Salt & Pepper to taste

  1. Pre-heat oven to 200°c (fan-forced)
  2. To make the choux pastry, stir water, butter and sugar in a saucepan until butter has melted and the mixture starts to boil.
  3. Reduce heat then add flour. Stir vigorously until the mixture is smooth and comes away from the side. Remove from heat and set aside for 5 minutes to cool.
  4. Transfer the dough to a bowl and beat in the eggs really well, one at a time until mixture is smooth and well combined.

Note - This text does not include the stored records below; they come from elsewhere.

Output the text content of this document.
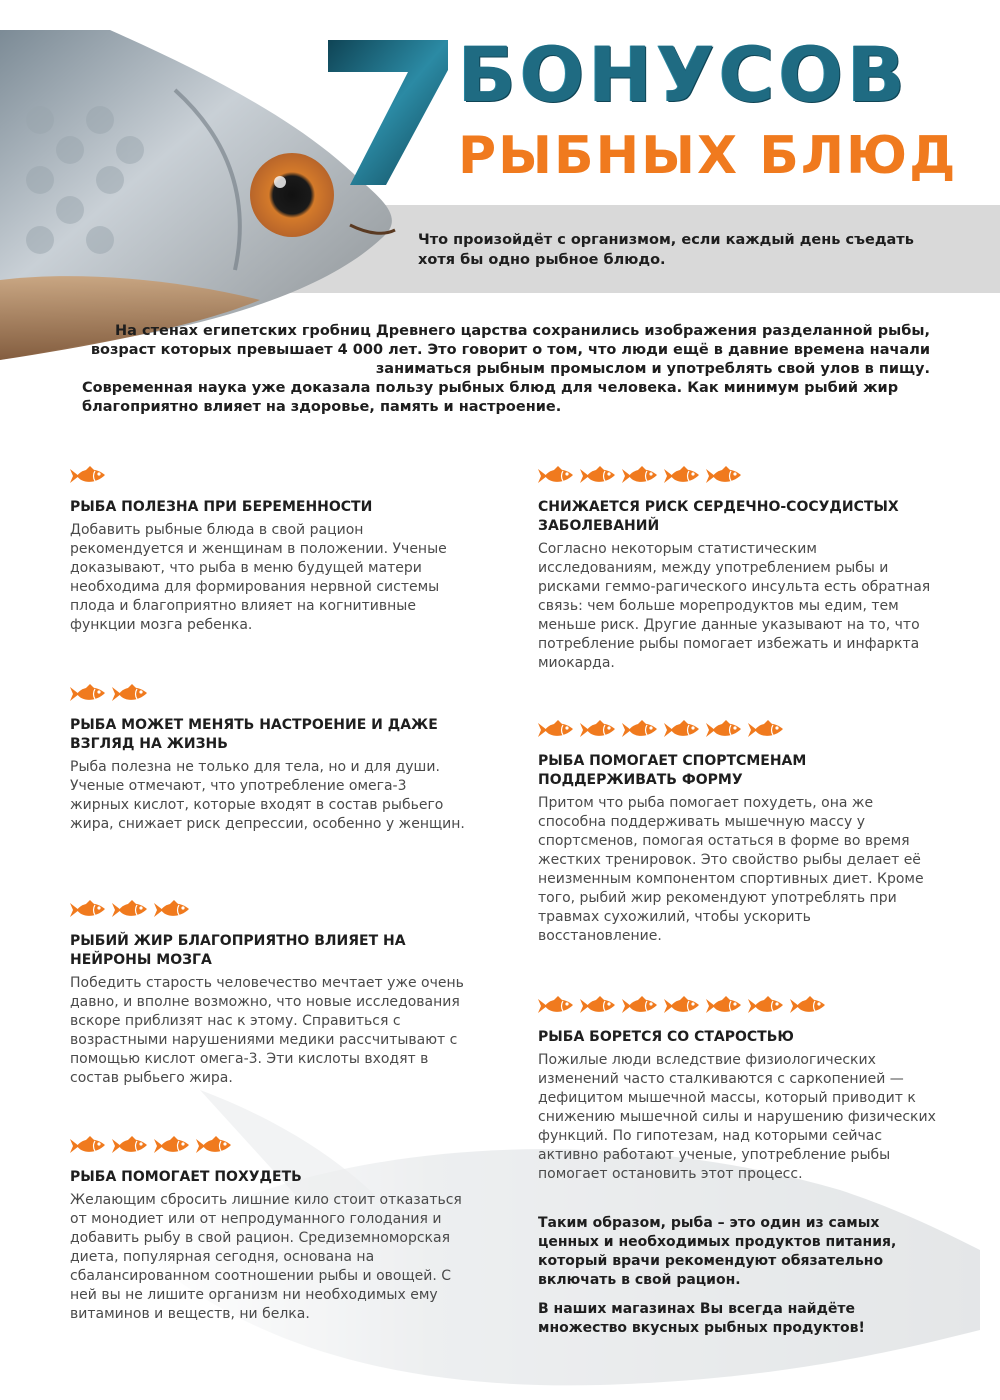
БОНУСОВ
РЫБНЫХ БЛЮД
Что произойдёт с организмом, если каждый день съедать хотя бы одно рыбное блюдо.

На стенах египетских гробниц Древнего царства сохранились изображения разделанной рыбы, возраст которых превышает 4 000 лет. Это говорит о том, что люди ещё в давние времена начали заниматься рыбным промыслом и употреблять свой улов в пищу.

Современная наука уже доказала пользу рыбных блюд для человека. Как минимум рыбий жир благоприятно влияет на здоровье, память и настроение.

РЫБА ПОЛЕЗНА ПРИ БЕРЕМЕННОСТИ
Добавить рыбные блюда в свой рацион рекомендуется и женщинам в положении. Ученые доказывают, что рыба в меню будущей матери необходима для формирования нервной системы плода и благоприятно влияет на когнитивные функции мозга ребенка.
РЫБА МОЖЕТ МЕНЯТЬ НАСТРОЕНИЕ И ДАЖЕ ВЗГЛЯД НА ЖИЗНЬ
Рыба полезна не только для тела, но и для души. Ученые отмечают, что употребление омега-3 жирных кислот, которые входят в состав рыбьего жира, снижает риск депрессии, особенно у женщин.
РЫБИЙ ЖИР БЛАГОПРИЯТНО ВЛИЯЕТ НА НЕЙРОНЫ МОЗГА
Победить старость человечество мечтает уже очень давно, и вполне возможно, что новые исследования вскоре приблизят нас к этому. Справиться с возрастными нарушениями медики рассчитывают с помощью кислот омега-3. Эти кислоты входят в состав рыбьего жира.
РЫБА ПОМОГАЕТ ПОХУДЕТЬ
Желающим сбросить лишние кило стоит отказаться от монодиет или от непродуманного голодания и добавить рыбу в свой рацион. Средиземноморская диета, популярная сегодня, основана на сбалансированном соотношении рыбы и овощей. С ней вы не лишите организм ни необходимых ему витаминов и веществ, ни белка.
СНИЖАЕТСЯ РИСК СЕРДЕЧНО-СОСУДИСТЫХ ЗАБОЛЕВАНИЙ
Согласно некоторым статистическим исследованиям, между употреблением рыбы и рисками геммо-рагического инсульта есть обратная связь: чем больше морепродуктов мы едим, тем меньше риск. Другие данные указывают на то, что потребление рыбы помогает избежать и инфаркта миокарда.
РЫБА ПОМОГАЕТ СПОРТСМЕНАМ ПОДДЕРЖИВАТЬ ФОРМУ
Притом что рыба помогает похудеть, она же способна поддерживать мышечную массу у спортсменов, помогая остаться в форме во время жестких тренировок. Это свойство рыбы делает её неизменным компонентом спортивных диет. Кроме того, рыбий жир рекомендуют употреблять при травмах сухожилий, чтобы ускорить восстановление.
РЫБА БОРЕТСЯ СО СТАРОСТЬЮ
Пожилые люди вследствие физиологических изменений часто сталкиваются с саркопенией — дефицитом мышечной массы, который приводит к снижению мышечной силы и нарушению физических функций. По гипотезам, над которыми сейчас активно работают ученые, употребление рыбы помогает остановить этот процесс.

Таким образом, рыба – это один из самых ценных и необходимых продуктов питания, который врачи рекомендуют обязательно включать в свой рацион.

В наших магазинах Вы всегда найдёте множество вкусных рыбных продуктов!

  5. Line two oven trays with baking paper. Transfer choux mixture to a piping bag with a 1 cm-diameter nozzle attached. Pipe evenly sized 4cm balls of the choux pastry onto non-stick baking sheets, leaving a space double that size between each one. Bake for 15 minutes then rotate baking trays. Reduce heat down to 180°c (fan-forced) Bake for another 20 minutes or until golden and firm. Leave them to cool in the oven with the door ajar. This helps them to become crisper.
  6. Meanwhile, heat olive oil in non-stick pan over medium heat. Add garlic, water and mushrooms and sauté until mushrooms have softened a little. Season with a little salt. Set aside to cool completely.
  7. In a bowl combine gently crème fraiche, crumbed feta, salmon, cooled sautéed mushrooms, spring onions and dill. Season with pepper and  extra salt if required.
  8. To assemble the profiterole- Using a small sharp knife, cut the top off each cooked choux bun. Spoon a good amount of filling into each choux bun, top with an extra sprig of dill then place the tops back on and serve.